Mevrouw Van Gent zegt dat te veel gemeenten misschien de hand op de
knip houden. Ik weet niet of dat helemaal waar is. Mijn ervaring is --
ik ben nu anderhalf jaar staatssecretaris -- dat ik met enige
regelmaat door de Inspectie Werk en Inkomen wordt geïnformeerd over
gemeenten die soms al te ruime regelingen willen treffen als het gaat
om lokale inkomensondersteunende maatregelen. Ik heb, naar aanleiding
van inspectierapporten, het afgelopen jaar gemeenten ook met enige
regelmaat op de vingers moeten tikken omdat ze te ver gegaan waren. Ze
hadden bijvoorbeeld eindejaarsuitkeringen verstrekt die in strijd zijn
met het inkomensbeleid zoals wij dat in Nederland voeren. Waar mevrouw
Van Gent ervan uitgaat dat gemeenten te veel de hand op de knip
houden, heb ik juist de neiging te redeneren dat gemeenten soms
ruimhartiger willen zijn dan het Rijk voorschrijft.

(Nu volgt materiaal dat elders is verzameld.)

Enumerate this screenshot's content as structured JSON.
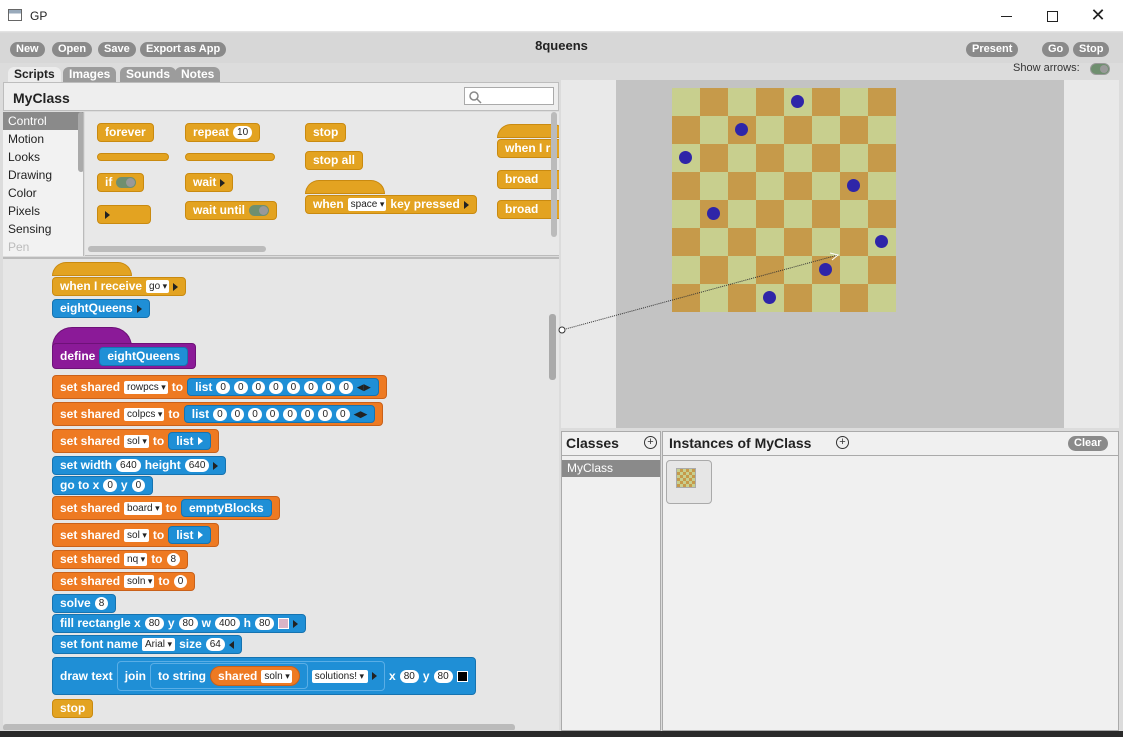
{
  "window": {
    "title": "GP"
  },
  "toolbar": {
    "new_label": "New",
    "open_label": "Open",
    "save_label": "Save",
    "export_label": "Export as App",
    "present_label": "Present",
    "go_label": "Go",
    "stop_label": "Stop",
    "project_name": "8queens",
    "show_arrows_label": "Show arrows:"
  },
  "tabs": [
    "Scripts",
    "Images",
    "Sounds",
    "Notes"
  ],
  "class_header": {
    "name": "MyClass"
  },
  "categories": [
    "Control",
    "Motion",
    "Looks",
    "Drawing",
    "Color",
    "Pixels",
    "Sensing",
    "Pen"
  ],
  "palette": {
    "forever": "forever",
    "repeat": "repeat",
    "repeat_count": "10",
    "stop": "stop",
    "stop_all": "stop all",
    "when_i": "when I r",
    "if": "if",
    "wait": "wait",
    "wait_until": "wait until",
    "when": "when",
    "key": "space",
    "key_pressed": "key pressed",
    "broadcast1": "broad",
    "broadcast2": "broad"
  },
  "scripts": {
    "when_receive": "when I receive",
    "receive_msg": "go",
    "eightqueens_call": "eightQueens",
    "define": "define",
    "define_name": "eightQueens",
    "set_shared": "set shared",
    "to": "to",
    "list": "list",
    "var_rowpcs": "rowpcs",
    "var_colpcs": "colpcs",
    "var_sol": "sol",
    "var_board": "board",
    "var_nq": "nq",
    "var_soln": "soln",
    "zeros": [
      "0",
      "0",
      "0",
      "0",
      "0",
      "0",
      "0",
      "0"
    ],
    "set_width": "set width",
    "width_val": "640",
    "height": "height",
    "height_val": "640",
    "goto": "go to x",
    "goto_x": "0",
    "y": "y",
    "goto_y": "0",
    "emptyblocks": "emptyBlocks",
    "nq_val": "8",
    "soln_val": "0",
    "solve": "solve",
    "solve_val": "8",
    "fill_rect": "fill rectangle x",
    "fr_x": "80",
    "fr_y": "80",
    "w": "w",
    "fr_w": "400",
    "h": "h",
    "fr_h": "80",
    "set_font": "set font name",
    "font_name": "Arial",
    "size": "size",
    "font_size": "64",
    "draw_text": "draw text",
    "join": "join",
    "to_string": "to string",
    "shared": "shared",
    "solutions": "solutions!",
    "x": "x",
    "dt_x": "80",
    "dt_y": "80",
    "stop": "stop"
  },
  "board": {
    "size": 8,
    "light": "#c8cf8e",
    "dark": "#c69a4a",
    "queen_color": "#2f25a8",
    "queens": [
      [
        0,
        4
      ],
      [
        1,
        2
      ],
      [
        2,
        0
      ],
      [
        3,
        6
      ],
      [
        4,
        1
      ],
      [
        5,
        7
      ],
      [
        6,
        5
      ],
      [
        7,
        3
      ]
    ]
  },
  "classes_panel": {
    "title": "Classes",
    "items": [
      "MyClass"
    ]
  },
  "instances_panel": {
    "title": "Instances of MyClass",
    "clear_label": "Clear"
  }
}
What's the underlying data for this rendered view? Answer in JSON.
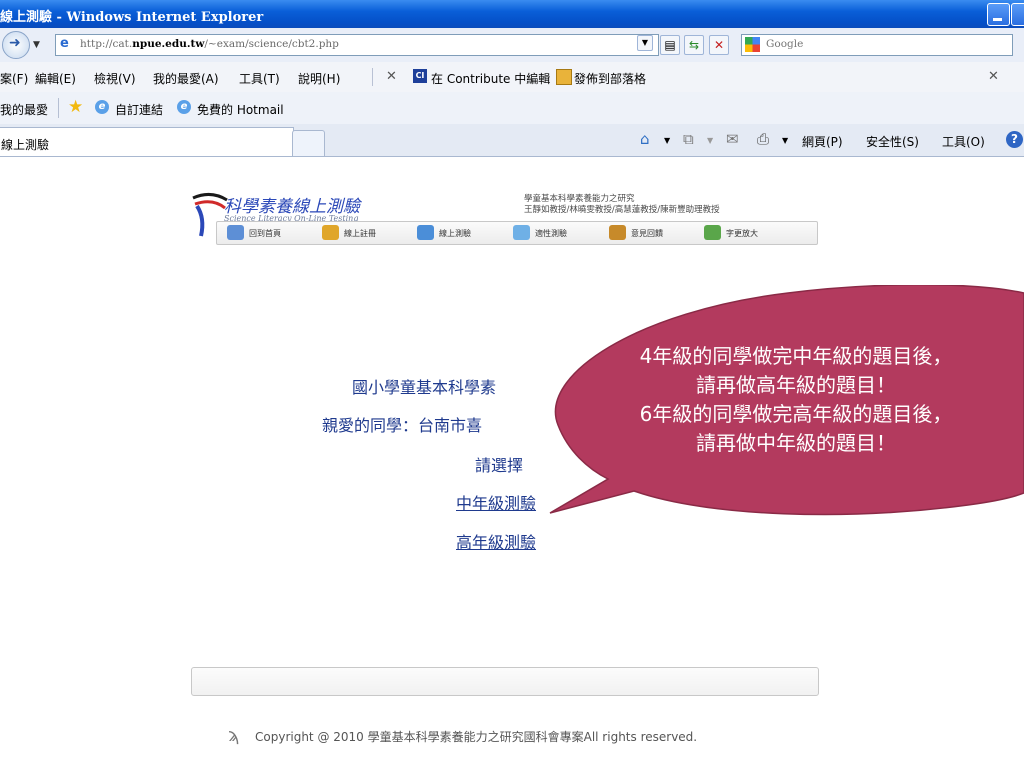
{
  "window": {
    "title": "線上測驗 - Windows Internet Explorer"
  },
  "address": {
    "url_prefix": "http://cat.",
    "url_host": "npue.edu.tw",
    "url_path": "/~exam/science/cbt2.php",
    "search_placeholder": "Google"
  },
  "menu": {
    "file": "案(F)",
    "edit": "編輯(E)",
    "view": "檢視(V)",
    "favorites": "我的最愛(A)",
    "tools": "工具(T)",
    "help": "說明(H)",
    "contribute_edit": "在 Contribute 中編輯",
    "publish_blog": "發佈到部落格"
  },
  "favbar": {
    "favorites": "我的最愛",
    "custom_links": "自訂連結",
    "hotmail": "免費的 Hotmail"
  },
  "tabs": [
    {
      "label": "線上測驗"
    }
  ],
  "commands": {
    "page": "網頁(P)",
    "safety": "安全性(S)",
    "tools": "工具(O)",
    "help_glyph": "?"
  },
  "header": {
    "logo_title": "科學素養線上測驗",
    "logo_subtitle": "Science Literacy On-Line Testing",
    "research_line1": "學童基本科學素養能力之研究",
    "research_line2": "王靜如教授/林曉雯教授/高慧蓮教授/陳新豐助理教授",
    "nav": [
      "回到首頁",
      "線上註冊",
      "線上測驗",
      "適性測驗",
      "意見回饋",
      "字更放大"
    ]
  },
  "main": {
    "title": "國小學童基本科學素",
    "greeting": "親愛的同學：台南市喜",
    "select_label": "請選擇",
    "mid_grade_link": "中年級測驗",
    "high_grade_link": "高年級測驗"
  },
  "callout": {
    "line1": "4年級的同學做完中年級的題目後，",
    "line2": "請再做高年級的題目！",
    "line3": "6年級的同學做完高年級的題目後，",
    "line4": "請再做中年級的題目！",
    "color": "#b33a5e"
  },
  "footer": {
    "copyright": "Copyright @ 2010 學童基本科學素養能力之研究國科會專案All rights reserved."
  }
}
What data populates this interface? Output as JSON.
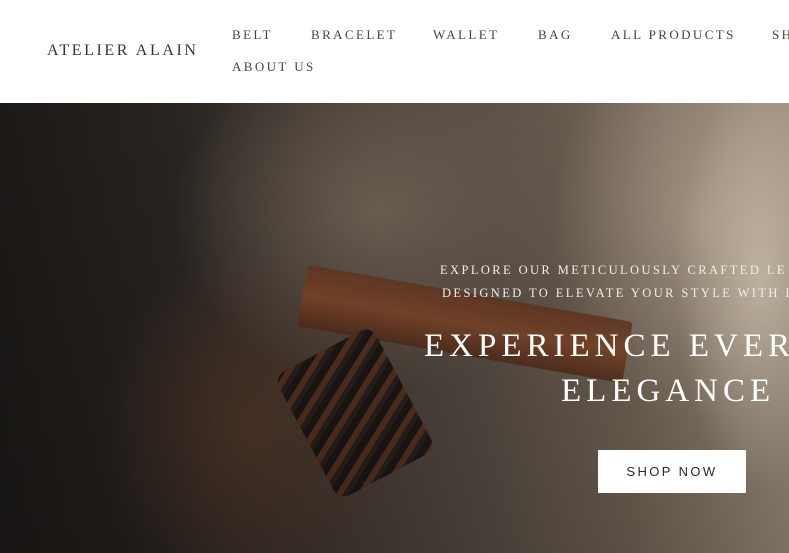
{
  "brand": {
    "name": "ATELIER ALAIN"
  },
  "nav": {
    "items": [
      {
        "label": "BELT"
      },
      {
        "label": "BRACELET"
      },
      {
        "label": "WALLET"
      },
      {
        "label": "BAG"
      },
      {
        "label": "ALL PRODUCTS"
      },
      {
        "label": "SH"
      },
      {
        "label": "ABOUT US"
      }
    ]
  },
  "hero": {
    "tagline_lines": [
      "EXPLORE OUR METICULOUSLY CRAFTED LE",
      "DESIGNED TO ELEVATE YOUR STYLE WITH I"
    ],
    "headline_lines": [
      "EXPERIENCE EVER",
      "ELEGANCE"
    ],
    "cta_label": "SHOP NOW"
  }
}
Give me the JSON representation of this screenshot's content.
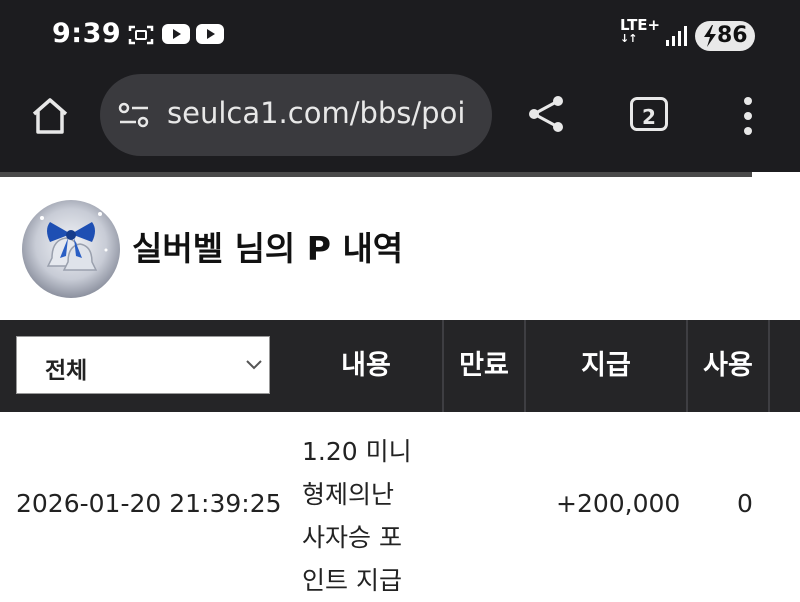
{
  "status_bar": {
    "time": "9:39",
    "network": "LTE+",
    "battery": "86"
  },
  "browser": {
    "url": "seulca1.com/bbs/poi",
    "tab_count": "2"
  },
  "page": {
    "title": "실버벨 님의 P 내역"
  },
  "table": {
    "filter_value": "전체",
    "headers": {
      "content": "내용",
      "expire": "만료",
      "give": "지급",
      "use": "사용"
    },
    "rows": [
      {
        "date": "2026-01-20 21:39:25",
        "content_lines": [
          "1.20 미니",
          "형제의난",
          "사자승 포",
          "인트 지급"
        ],
        "expire": "",
        "give": "+200,000",
        "use": "0"
      }
    ]
  },
  "colors": {
    "chrome_bg": "#1c1c1f",
    "urlbar_bg": "#3a3a3e",
    "table_header_bg": "#252527"
  }
}
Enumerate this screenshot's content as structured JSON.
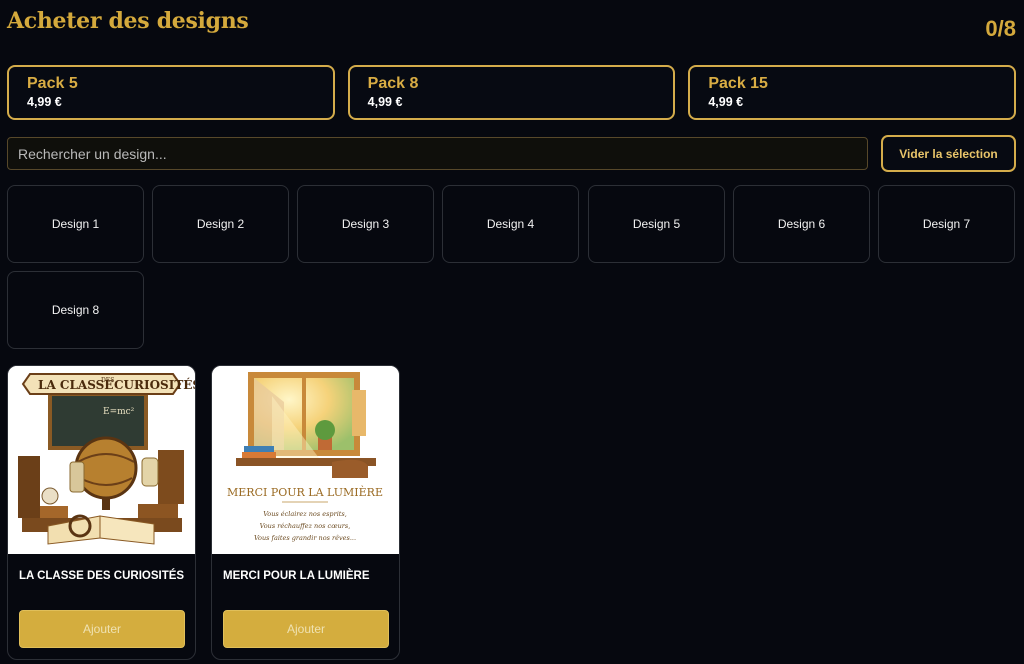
{
  "header": {
    "title": "Acheter des designs",
    "counter": "0/8"
  },
  "packs": [
    {
      "name": "Pack 5",
      "price": "4,99 €"
    },
    {
      "name": "Pack 8",
      "price": "4,99 €"
    },
    {
      "name": "Pack 15",
      "price": "4,99 €"
    }
  ],
  "search": {
    "placeholder": "Rechercher un design...",
    "value": "",
    "clear_label": "Vider la sélection"
  },
  "designs": [
    {
      "label": "Design 1"
    },
    {
      "label": "Design 2"
    },
    {
      "label": "Design 3"
    },
    {
      "label": "Design 4"
    },
    {
      "label": "Design 5"
    },
    {
      "label": "Design 6"
    },
    {
      "label": "Design 7"
    },
    {
      "label": "Design 8"
    }
  ],
  "products": [
    {
      "title": "LA CLASSE DES CURIOSITÉS",
      "add_label": "Ajouter",
      "art_banner_1": "LA CLASSE",
      "art_banner_small": "DES",
      "art_banner_2": "CURIOSITÉS",
      "art_board": "E=mc²"
    },
    {
      "title": "MERCI POUR LA LUMIÈRE",
      "add_label": "Ajouter",
      "art_heading": "MERCI POUR LA LUMIÈRE",
      "art_lines": [
        "Vous éclairez nos esprits,",
        "Vous réchauffez nos cœurs,",
        "Vous faites grandir nos rêves..."
      ]
    }
  ],
  "colors": {
    "background": "#06080f",
    "accent": "#d4a93c",
    "button": "#d4ad3e"
  }
}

Mevrouw Van Gent (GroenLinks):
Dat vind ik geen probleem!
Staatssecretaris Aboutaleb:
Nee, maar het is goed om dit argument hier aan te voeren.
Het wetsvoorstel inzake de vrijstelling van sollicitatieplicht voor
alleenstaande ouders in de bijstand ligt in deze Kamer. Het is zaak
dat de Kamerleden daar zelf mee aan de slag gaan. Het tempo waarmee
zij dat doen, bepalen zij zelf.
Dat brengt mij op het door mij reeds toegezegde overleg om te kijken
of wij ten aanzien van het amendement van mevrouw Spies tekstueel nog
iets anders zouden kunnen organiseren, zodanig dat het doel gediend
wordt zonder dat de deur wagenwijd opengezet wordt voor groepen die
geen recht op deze toeslag hebben. Ik ben de komende dagen beschikbaar
om daarover overleg te voeren. Ik zeg graag toe dat als het overleg
voortvarend verloopt, hier uiterlijk volgende week woensdag iets kan
liggen zodat de Kamer dat eventueel snel bij de stemmingen kunt
betrekken. Dat is mijn handreiking mijnerzijds aan de Kamer.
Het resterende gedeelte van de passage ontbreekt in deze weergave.